Ever since her début in Robert Eggers’ The Witch: A New England Folktale, Anya Taylor-Joy has been an actor to watch. Her impossibly large eyes, high cheekbones, and small up-turned mouth landed her a modelling career at age sixteen, when an agent discovered her walking outside Harrods Department Store in London. Nothing like the typical doe-eyed ingénue introduced to movie audiences every ten years or so, Taylor-Joy’s distinctive face implies an intriguing confidence combined with cautiousness and intensity of purpose. This, plus her mastery of the particular idiosyncrasies of dialect employed by Eggers, made her an ideal choice for the young woman at the heart of The Witch. Her follow-up pictures have ranged from sci-fi and horror thrillers (Morgan, Split, Glass) to dramas (Barry, Thoroughbreds). But she gives us her best performance since The Witch as the titular heroine of Emma, the latest movie version of Jane Austen's classic 1815 novel.
Austin’s Emma Woodhouse is an elegant, supremely confident twenty-something living with her father in the fictional country village of Highbury, England in the early 1800s. With the hubris of youth, Emma sets about finding romantic partners for her unmarried friends. She spars with Mr. George Knightly (Johnny Flynn), an old family friend who enjoys trying to put her in her place in the most well-mannered fashion. When Emma’s attempts to fix up her friend Harriet Smith (Mia Goth) with the local vicar Mr. Elton (Josh O'Connor) backfire, Mr. Knightly can barely contain his glee at Emma’s comeuppance. As embodied by Taylor-Joy, Austin’s charming but conceited protagonist comes off more cerebral and disconnected from her own emotions than she’s usually depicted on screen—but perhaps Emma just plays her cards extremely close to her vest (or high-wasted frock).
Emma. (I’m not sure what the significance of the period in the title is) is the feature film début of the American rock photographer, music video and concert film director Autumn de Wilde. The script, by Man Booker Prize-winning novelist Eleanor Catton, is faithful to the novel in terms of plotting but takes playful liberties with the behavior of the various characters. The absurdly colorful visuals employed by de Wilde and production designer Kave Quinn (Trainspotting, Layer Cake, Far from the Madding Crowd) turns this period comedy-of-manners into an outright cartoon without ever devolving into a spoof. Much of the best humor actually comes from the way the actors are dressed and framed in shots. In this director’s hands, the usually restrictive empire-cut dresses, billowing sleeves, high necklines, and absurdly large collars and bonnets come off as liberating—as if these outfits were designed to enable folks of this era to make bold statements about their individuality.
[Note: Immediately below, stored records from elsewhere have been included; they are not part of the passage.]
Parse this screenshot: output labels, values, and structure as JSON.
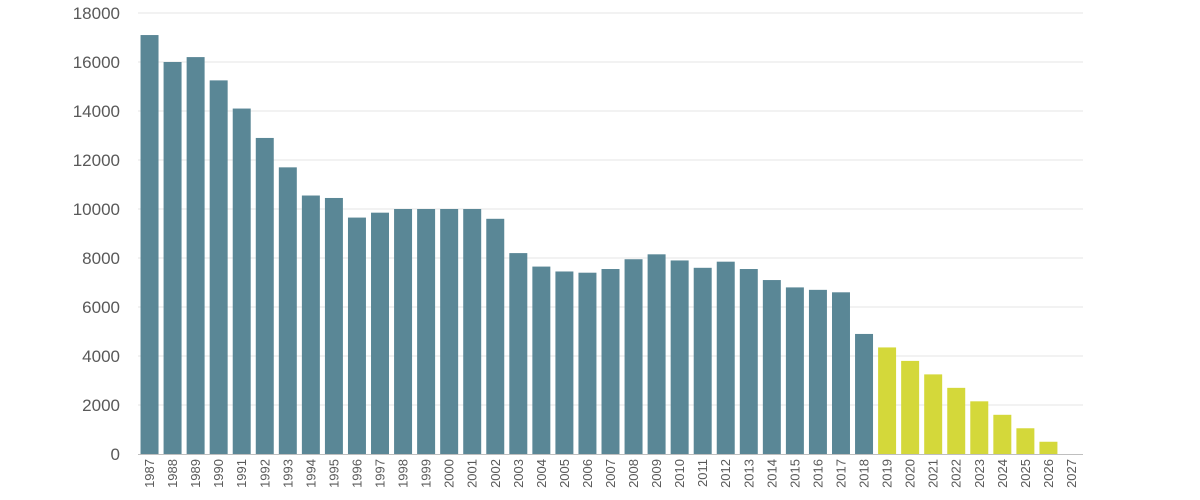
{
  "chart_data": {
    "type": "bar",
    "title": "",
    "xlabel": "",
    "ylabel": "",
    "ylim": [
      0,
      18000
    ],
    "yticks": [
      0,
      2000,
      4000,
      6000,
      8000,
      10000,
      12000,
      14000,
      16000,
      18000
    ],
    "grid": true,
    "legend": "none",
    "categories": [
      "1987",
      "1988",
      "1989",
      "1990",
      "1991",
      "1992",
      "1993",
      "1994",
      "1995",
      "1996",
      "1997",
      "1998",
      "1999",
      "2000",
      "2001",
      "2002",
      "2003",
      "2004",
      "2005",
      "2006",
      "2007",
      "2008",
      "2009",
      "2010",
      "2011",
      "2012",
      "2013",
      "2014",
      "2015",
      "2016",
      "2017",
      "2018",
      "2019",
      "2020",
      "2021",
      "2022",
      "2023",
      "2024",
      "2025",
      "2026",
      "2027"
    ],
    "series": [
      {
        "color": "#5a8796",
        "values": [
          17100,
          16000,
          16200,
          15250,
          14100,
          12900,
          11700,
          10550,
          10450,
          9650,
          9850,
          10000,
          10000,
          10000,
          10000,
          9600,
          8200,
          7650,
          7450,
          7400,
          7550,
          7950,
          8150,
          7900,
          7600,
          7850,
          7550,
          7100,
          6800,
          6700,
          6600,
          4900,
          null,
          null,
          null,
          null,
          null,
          null,
          null,
          null,
          null
        ]
      },
      {
        "color": "#d4d83a",
        "values": [
          null,
          null,
          null,
          null,
          null,
          null,
          null,
          null,
          null,
          null,
          null,
          null,
          null,
          null,
          null,
          null,
          null,
          null,
          null,
          null,
          null,
          null,
          null,
          null,
          null,
          null,
          null,
          null,
          null,
          null,
          null,
          null,
          4350,
          3800,
          3250,
          2700,
          2150,
          1600,
          1050,
          500,
          0
        ]
      }
    ]
  }
}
Approaching great works of literature from an almost satirical and winking eye is so common these days that a director needs to come up with something fresh in order to be interesting. de Wilde’s approach is nowhere near as bold as Greta Gerwig’s contemporary-minded but still perfectly "period" reworking of Louisa May Alcott in the previous year’s Little Women, but it’s much more frivolous and fluffy—which seems appropriate for what is arguably Austin’s lightest book.
Most everything works because the cast de Wilde has assembled knows exactly what kind of movie they’re making. They all inhabit the same exaggerated, slightly madcap vision of an era we now collectively understand far more from fifty years of film and TV adaptations of novels like this than from actual history. The great Bill Nighy sets the bar for his castmates, playing Emma’s lovably awkward father in a way that seems perfectly calibrated to tickle the specific funnybone of the audience that typically flocks to these adaptations, without ever crossing the line into slapstick. At first, Miranda Hart seems like she’s going to play the gossipy Miss Bates far too broadly, but she delivers a performance that’s both hilarious and touching.
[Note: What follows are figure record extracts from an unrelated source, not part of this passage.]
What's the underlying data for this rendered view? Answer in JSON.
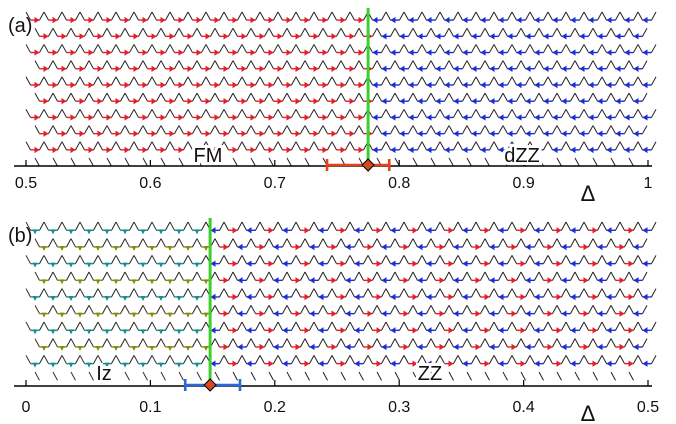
{
  "panels": [
    {
      "label": "(a)",
      "axis_symbol": "Δ",
      "ticks": [
        "0.5",
        "0.6",
        "0.7",
        "0.8",
        "0.9",
        "1"
      ],
      "axis_range": [
        0.5,
        1.0
      ],
      "phase_left": "FM",
      "phase_right": "dZZ",
      "transition": 0.775,
      "error_bar": [
        0.742,
        0.792
      ],
      "error_color": "#e8401c",
      "left_arrow_color": "#e0202a",
      "right_arrow_color": "#1a2fd0",
      "left_style": "ferromagnetic-arrows",
      "right_style": "double-zigzag-arrows",
      "boundary_color": "#3ecf2e"
    },
    {
      "label": "(b)",
      "axis_symbol": "Δ",
      "ticks": [
        "0",
        "0.1",
        "0.2",
        "0.3",
        "0.4",
        "0.5"
      ],
      "axis_range": [
        0.0,
        0.5
      ],
      "phase_left": "Iz",
      "phase_right": "ZZ",
      "transition": 0.148,
      "error_bar": [
        0.128,
        0.172
      ],
      "error_color": "#2b68d8",
      "left_arrow_color": "#8a8a10",
      "left_arrow_color_2": "#1a8c8c",
      "right_arrow_color": "#1a2fd0",
      "right_arrow_color_2": "#e0202a",
      "left_style": "ising-z-hexagons",
      "right_style": "zigzag-arrows",
      "boundary_color": "#3ecf2e"
    }
  ]
}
Unless you count Amy Heckerling’s Clueless (1995), a loose retelling set in mid-‘90s Beverly Hills, and Rajshree Ojha’s Aisha (2010), a contemporary version set in Delhi, India, most dramatisations of this novel have been on television. So the only other period movie adaption we have to compare this Emma is Douglas McGrath’s 1996 Mirimax film, in which Gwyneth Paltrow gave a fine turn as the lead but the rest of the cast was uneven. de Wilde’s colorful, overly-frosted wedding cake version is a lot more fun.